O cabeçalho de opções \textit{Hop-by-Hop} carrega informações que devem ser processadas por todos nós ao longo do caminho. As informações poderão ser utilizadas para reserva de recursos (exemplo RSVP), para encontrar destinos de \textit{multicast}, entre outras, e deve seguir necessariamente o cabeçalho IPv6. A opção \textit{Jumbogram} da extensão \textit{hop-by-hop} permite que pacotes maiores que 64K sejam transmitidos. O campo \textit{Option Data Lenght}, de 32 bits informa o tamanho dos dados, que devem se seguir ao mesmo.
A extensão cabeçalho de roteamento (\textit{Routing header}) permite informar um conjunto de roteadores que devem ser visitados até o seu destino final e pode ser utilizada por aplicações que exigem qualidade de serviço.
A extensão cabeçalho de fragmentação (\textit{Fragment header}) é usada para possibilitar a fragmentação e remontagem de datagramas. O IPv6 usa a técnica ``\textit{PATH MTU Discovery} para determinar a máxima MTU na trajetória do pacote. Se o pacote for maior que esta MTU então ele é fragmentado na fonte. Os roteadores ao longo da rota não fragmentam o pacote. O destino remonta o pacote fragmentado.
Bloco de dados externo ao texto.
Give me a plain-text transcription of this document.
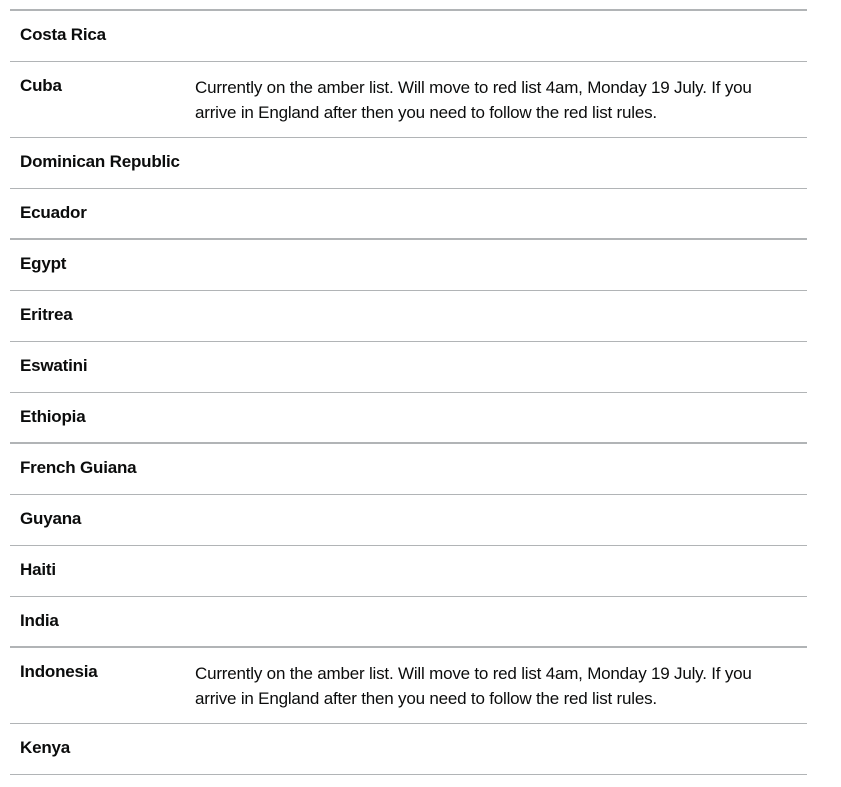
Costa Rica
Cuba	Currently on the amber list. Will move to red list 4am, Monday 19 July. If you arrive in England after then you need to follow the red list rules.
Dominican Republic
Ecuador
Egypt
Eritrea
Eswatini
Ethiopia
French Guiana
Guyana
Haiti
India
Indonesia	Currently on the amber list. Will move to red list 4am, Monday 19 July. If you arrive in England after then you need to follow the red list rules.
Kenya
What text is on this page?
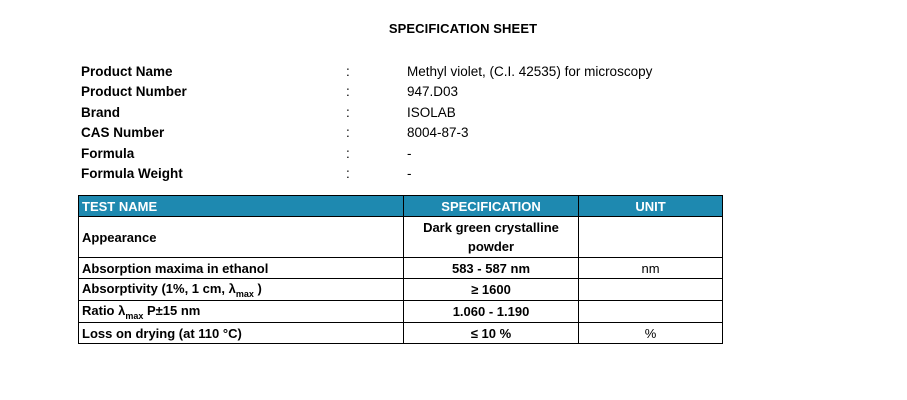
SPECIFICATION SHEET
Product Name	:	Methyl violet, (C.I. 42535) for microscopy
Product Number	:	947.D03
Brand	:	ISOLAB
CAS Number	:	8004-87-3
Formula	:	-
Formula Weight	:	-
TEST NAME	SPECIFICATION	UNIT
Appearance	Dark green crystalline
powder	
Absorption maxima in ethanol	583 - 587 nm	nm
Absorptivity (1%, 1 cm, $\lambda_{max}$ )	≥ 1600	
Ratio $\lambda_{max}$ P±15 nm	1.060 - 1.190	
Loss on drying (at 110 °C)	≤ 10 %	%
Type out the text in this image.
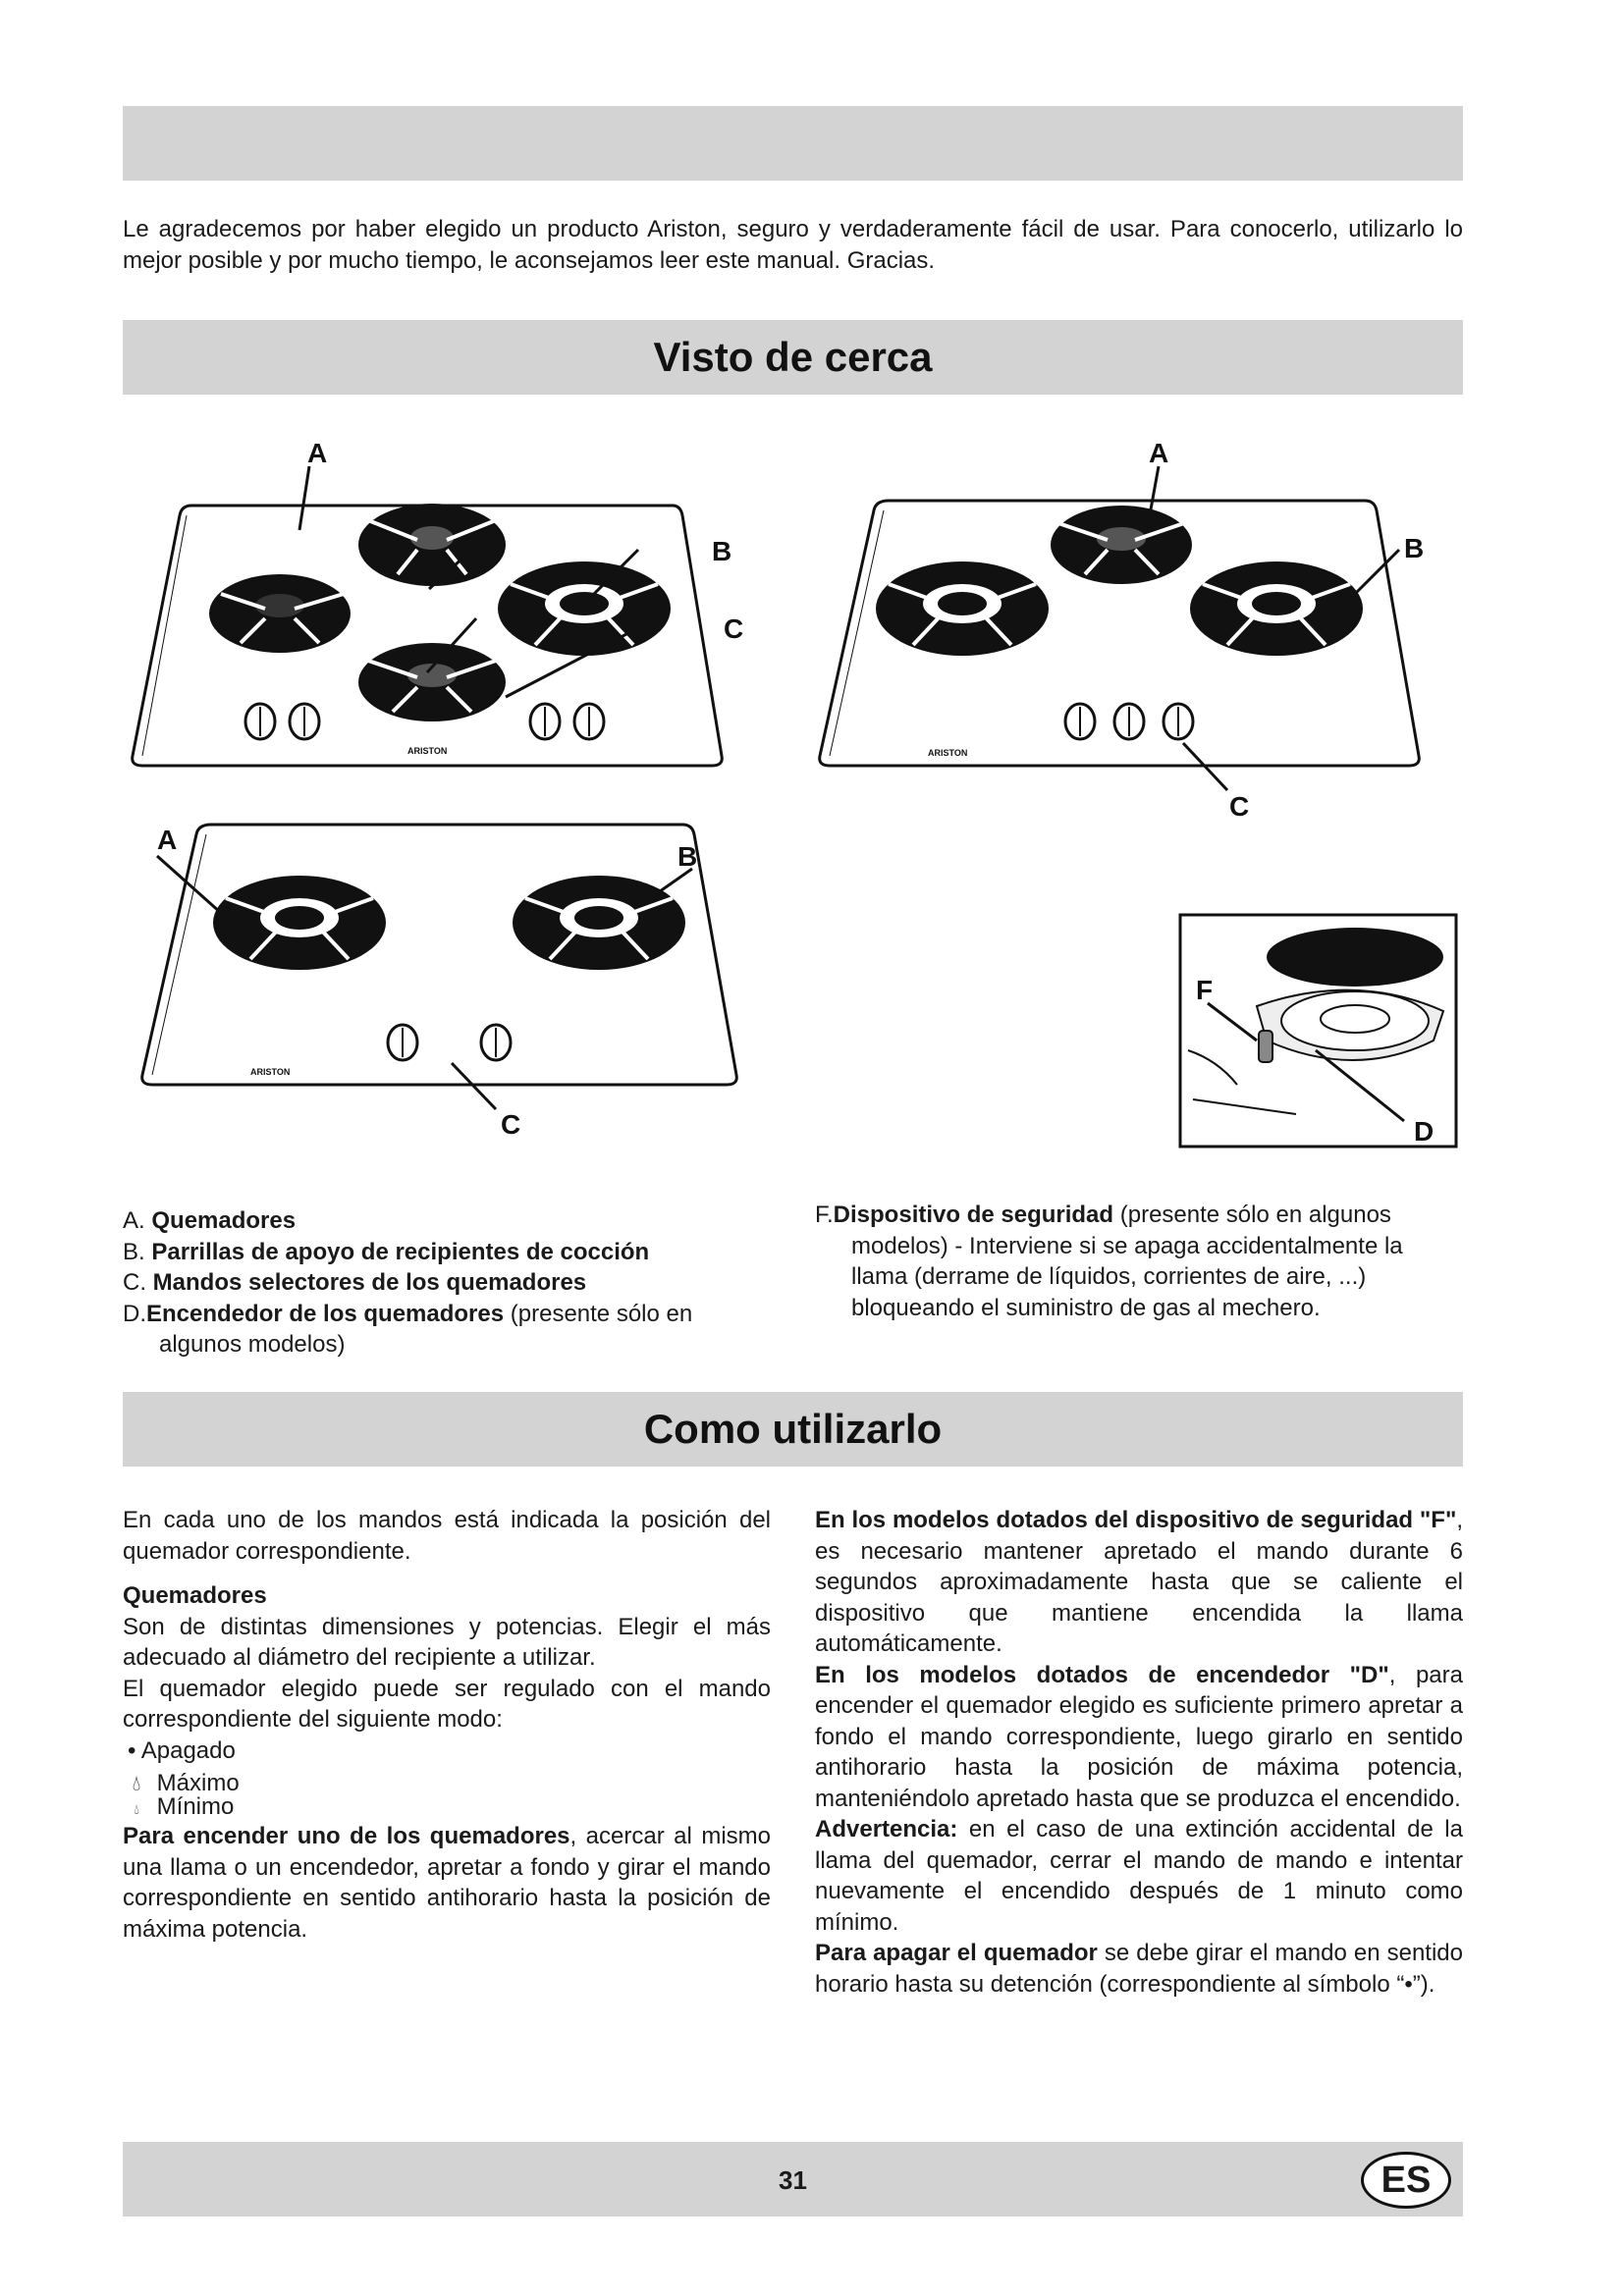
Le agradecemos por haber elegido un producto Ariston, seguro y verdaderamente fácil de usar. Para conocerlo, utilizarlo lo mejor posible y por mucho tiempo, le aconsejamos leer este manual. Gracias.
Visto de cerca
ARISTON
A
B
C
ARISTON
A
B
C
ARISTON
A
B
C
F
D
A. Quemadores
B. Parrillas de apoyo de recipientes de cocción
C. Mandos selectores de los quemadores
D.Encendedor de los quemadores (presente sólo en
algunos modelos)
F.Dispositivo de seguridad (presente sólo en algunos
modelos) - Interviene si se apaga accidentalmente la
llama (derrame de líquidos, corrientes de aire, ...)
bloqueando el suministro de gas al mechero.
Como utilizarlo
En cada uno de los mandos está indicada la posición del quemador correspondiente.
Quemadores
Son de distintas dimensiones y potencias. Elegir el más adecuado al diámetro del recipiente a utilizar.
El quemador elegido puede ser regulado con el mando correspondiente del siguiente modo:
• Apagado
💧︎ Máximo
💧︎ Mínimo
Para encender uno de los quemadores, acercar al mismo una llama o un encendedor, apretar a fondo y girar el mando correspondiente en sentido antihorario hasta la posición de máxima potencia.
En los modelos dotados del dispositivo de seguridad "F", es necesario mantener apretado el mando durante 6 segundos aproximadamente hasta que se caliente el dispositivo que mantiene encendida la llama automáticamente.
En los modelos dotados de encendedor "D", para encender el quemador elegido es suficiente primero apretar a fondo el mando correspondiente, luego girarlo en sentido antihorario hasta la posición de máxima potencia, manteniéndolo apretado hasta que se produzca el encendido.
Advertencia: en el caso de una extinción accidental de la llama del quemador, cerrar el mando de mando e intentar nuevamente el encendido después de 1 minuto como mínimo.
Para apagar el quemador se debe girar el mando en sentido horario hasta su detención (correspondiente al símbolo “•”).
31	ES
\subsubsection*{Endereçamento IPv6 (RFC 3513)}
O IPv6 tem endereçamento de 128 bits: espaço de $2^{128}$ endereços!!
É utilizada uma notação hexadecimal com agrupamento de 16 bits separados por ``dois pontos, como por exemplo:
\texttt{2001:0DB8:5002:2019:1111:76ff:FEAC:E8A6} .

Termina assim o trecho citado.